Paragraaf 2. Ter vergadering
Artikel 11. Presentielijst
- 1.
De griffier draagt zorg voor het bijhouden van presentielijsten van raadsvergaderingen.
- 2.
Bij binnenkomst in de vergaderzaal tekenen raadsleden de presentielijst, die aan het einde van elke raadsvergadering door de voorzitter en de griffier door ondertekening wordt vastgesteld.
Artikel 11a. Opening vergadering en quorum
- 1.
De voorzitter opent de vergadering op het vastgestelde tijdstip, indien het daarvoor door de wet vereiste aantal leden van de raad blijkens de presentielijst aanwezig is.
- 2.
Wanneer een kwartier na het vastgestelde tijdstip niet het vereiste aantal leden aanwezig is, bepaalt de burgemeester, na het voorlezen van de namen van de aanwezige leden, dag en uur van de volgende vergadering, met inachtneming van artikel 20 van de wet.
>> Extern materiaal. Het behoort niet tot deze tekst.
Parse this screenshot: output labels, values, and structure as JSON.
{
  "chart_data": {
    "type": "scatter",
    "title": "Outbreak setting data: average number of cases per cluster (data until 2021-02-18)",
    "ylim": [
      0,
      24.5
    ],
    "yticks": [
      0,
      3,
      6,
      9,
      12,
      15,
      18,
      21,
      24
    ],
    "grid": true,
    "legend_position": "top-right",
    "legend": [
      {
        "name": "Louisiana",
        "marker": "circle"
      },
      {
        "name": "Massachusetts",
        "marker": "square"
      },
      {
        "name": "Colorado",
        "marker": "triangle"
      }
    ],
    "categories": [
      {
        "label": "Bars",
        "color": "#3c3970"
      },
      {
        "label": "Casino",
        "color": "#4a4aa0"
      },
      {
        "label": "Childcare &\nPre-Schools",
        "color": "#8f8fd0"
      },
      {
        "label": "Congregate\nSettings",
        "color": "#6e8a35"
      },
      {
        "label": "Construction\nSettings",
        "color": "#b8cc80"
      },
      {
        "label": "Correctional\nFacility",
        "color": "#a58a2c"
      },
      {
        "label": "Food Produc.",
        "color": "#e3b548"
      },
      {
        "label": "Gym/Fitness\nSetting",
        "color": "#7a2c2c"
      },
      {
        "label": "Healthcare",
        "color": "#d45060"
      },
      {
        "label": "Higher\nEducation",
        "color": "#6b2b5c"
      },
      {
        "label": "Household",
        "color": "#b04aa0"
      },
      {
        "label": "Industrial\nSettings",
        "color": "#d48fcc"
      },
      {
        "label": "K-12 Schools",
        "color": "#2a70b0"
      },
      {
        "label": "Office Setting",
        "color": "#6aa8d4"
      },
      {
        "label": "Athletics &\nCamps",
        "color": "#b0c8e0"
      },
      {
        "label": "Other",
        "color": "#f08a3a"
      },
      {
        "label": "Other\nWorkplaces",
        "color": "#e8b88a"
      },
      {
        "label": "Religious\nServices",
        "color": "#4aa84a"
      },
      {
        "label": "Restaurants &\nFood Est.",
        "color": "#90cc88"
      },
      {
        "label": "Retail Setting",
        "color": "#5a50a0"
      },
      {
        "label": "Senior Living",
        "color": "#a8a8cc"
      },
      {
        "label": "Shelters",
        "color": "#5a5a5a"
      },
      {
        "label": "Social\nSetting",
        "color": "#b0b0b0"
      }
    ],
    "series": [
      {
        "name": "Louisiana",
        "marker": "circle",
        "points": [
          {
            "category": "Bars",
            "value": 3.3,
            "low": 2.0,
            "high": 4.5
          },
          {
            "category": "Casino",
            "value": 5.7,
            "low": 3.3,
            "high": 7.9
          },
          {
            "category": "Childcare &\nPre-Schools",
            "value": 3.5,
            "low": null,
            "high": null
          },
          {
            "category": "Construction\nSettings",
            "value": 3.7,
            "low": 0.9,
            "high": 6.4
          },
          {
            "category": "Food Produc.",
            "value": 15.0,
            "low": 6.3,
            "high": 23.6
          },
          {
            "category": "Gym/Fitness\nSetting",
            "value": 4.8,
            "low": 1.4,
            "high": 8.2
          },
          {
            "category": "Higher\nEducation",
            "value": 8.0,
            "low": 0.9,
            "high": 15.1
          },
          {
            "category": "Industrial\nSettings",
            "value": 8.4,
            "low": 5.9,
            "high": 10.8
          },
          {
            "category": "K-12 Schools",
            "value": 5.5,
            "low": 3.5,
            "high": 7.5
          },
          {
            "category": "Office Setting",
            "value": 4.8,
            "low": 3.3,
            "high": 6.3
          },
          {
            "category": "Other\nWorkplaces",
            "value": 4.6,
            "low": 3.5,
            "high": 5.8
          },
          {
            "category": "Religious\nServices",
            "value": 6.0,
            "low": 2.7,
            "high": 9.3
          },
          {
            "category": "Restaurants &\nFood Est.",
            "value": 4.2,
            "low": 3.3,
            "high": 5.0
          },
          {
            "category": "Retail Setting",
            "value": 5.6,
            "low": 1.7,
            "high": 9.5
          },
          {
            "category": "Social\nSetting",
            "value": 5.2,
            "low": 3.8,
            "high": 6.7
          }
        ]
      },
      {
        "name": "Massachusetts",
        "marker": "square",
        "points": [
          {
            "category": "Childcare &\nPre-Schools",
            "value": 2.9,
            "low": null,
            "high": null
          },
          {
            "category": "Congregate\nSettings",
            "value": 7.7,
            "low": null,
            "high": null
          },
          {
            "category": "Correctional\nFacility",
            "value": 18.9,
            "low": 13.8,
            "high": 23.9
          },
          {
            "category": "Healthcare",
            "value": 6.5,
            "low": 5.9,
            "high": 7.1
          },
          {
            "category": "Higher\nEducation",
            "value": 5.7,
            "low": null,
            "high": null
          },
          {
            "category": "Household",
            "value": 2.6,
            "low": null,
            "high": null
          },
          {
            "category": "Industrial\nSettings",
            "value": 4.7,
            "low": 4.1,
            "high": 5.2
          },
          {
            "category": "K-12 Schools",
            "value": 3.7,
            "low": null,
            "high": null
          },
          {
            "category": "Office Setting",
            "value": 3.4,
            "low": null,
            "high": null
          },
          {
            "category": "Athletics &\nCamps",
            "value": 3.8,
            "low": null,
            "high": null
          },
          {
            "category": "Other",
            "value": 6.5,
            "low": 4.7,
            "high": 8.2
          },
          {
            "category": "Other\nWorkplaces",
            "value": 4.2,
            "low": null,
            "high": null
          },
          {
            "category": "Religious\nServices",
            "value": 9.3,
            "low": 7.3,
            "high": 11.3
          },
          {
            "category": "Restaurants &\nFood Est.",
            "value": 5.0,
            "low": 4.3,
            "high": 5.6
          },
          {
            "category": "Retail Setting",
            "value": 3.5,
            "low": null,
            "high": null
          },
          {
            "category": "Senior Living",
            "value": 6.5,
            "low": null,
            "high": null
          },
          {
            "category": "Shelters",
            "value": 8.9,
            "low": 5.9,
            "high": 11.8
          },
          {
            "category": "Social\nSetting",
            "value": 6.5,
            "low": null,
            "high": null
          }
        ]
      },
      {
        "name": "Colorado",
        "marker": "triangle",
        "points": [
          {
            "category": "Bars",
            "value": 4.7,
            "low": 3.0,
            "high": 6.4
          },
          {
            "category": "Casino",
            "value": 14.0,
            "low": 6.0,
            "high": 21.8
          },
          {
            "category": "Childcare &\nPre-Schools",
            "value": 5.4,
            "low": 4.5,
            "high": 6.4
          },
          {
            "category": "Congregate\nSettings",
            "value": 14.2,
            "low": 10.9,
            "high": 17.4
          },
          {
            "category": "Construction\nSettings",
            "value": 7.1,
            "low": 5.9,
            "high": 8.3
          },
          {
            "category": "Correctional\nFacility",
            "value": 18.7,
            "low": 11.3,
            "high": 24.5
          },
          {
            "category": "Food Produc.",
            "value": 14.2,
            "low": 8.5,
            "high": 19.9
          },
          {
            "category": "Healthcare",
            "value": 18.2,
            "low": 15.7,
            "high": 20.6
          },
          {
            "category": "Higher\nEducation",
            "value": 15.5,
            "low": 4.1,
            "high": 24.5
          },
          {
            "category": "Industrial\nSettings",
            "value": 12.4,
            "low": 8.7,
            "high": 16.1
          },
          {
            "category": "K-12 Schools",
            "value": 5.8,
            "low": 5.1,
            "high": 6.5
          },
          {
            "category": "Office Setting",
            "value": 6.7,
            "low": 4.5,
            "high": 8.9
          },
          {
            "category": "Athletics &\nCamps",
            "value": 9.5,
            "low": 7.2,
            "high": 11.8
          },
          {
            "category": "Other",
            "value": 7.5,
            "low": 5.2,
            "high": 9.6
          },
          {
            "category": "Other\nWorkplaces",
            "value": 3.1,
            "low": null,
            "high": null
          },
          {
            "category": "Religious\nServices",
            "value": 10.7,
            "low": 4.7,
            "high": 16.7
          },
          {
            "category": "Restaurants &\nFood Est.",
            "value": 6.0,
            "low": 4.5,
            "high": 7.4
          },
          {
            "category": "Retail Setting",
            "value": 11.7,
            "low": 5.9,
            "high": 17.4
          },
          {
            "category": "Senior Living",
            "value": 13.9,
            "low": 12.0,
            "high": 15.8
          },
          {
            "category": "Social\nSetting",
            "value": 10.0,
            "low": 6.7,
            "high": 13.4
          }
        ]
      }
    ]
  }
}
Artikel 12. Aantal spreektermijnen
- 1.
Beraadslaging over onderwerpen of voorstellen geschiedt in ten hoogste twee termijnen, tenzij de raad anders beslist.
- 2.
Spreektermijnen worden door de voorzitter afgesloten.
- 3.
Raadsleden voeren in een termijn niet meer dan éénmaal het woord over hetzelfde onderwerp of voorstel.
- 4.
Het derde lid is niet van toepassing op een raadslid dat een amendement, een subamendement, een motie of een initiatiefvoorstel heeft ingediend ten aanzien van de beraadslaging daarover.
- 5.
Bij de bepaling hoeveel keer een raadslid over hetzelfde onderwerp of voorstel het woord heeft gevoerd, wordt niet meegerekend het spreken over een voorstel van orde.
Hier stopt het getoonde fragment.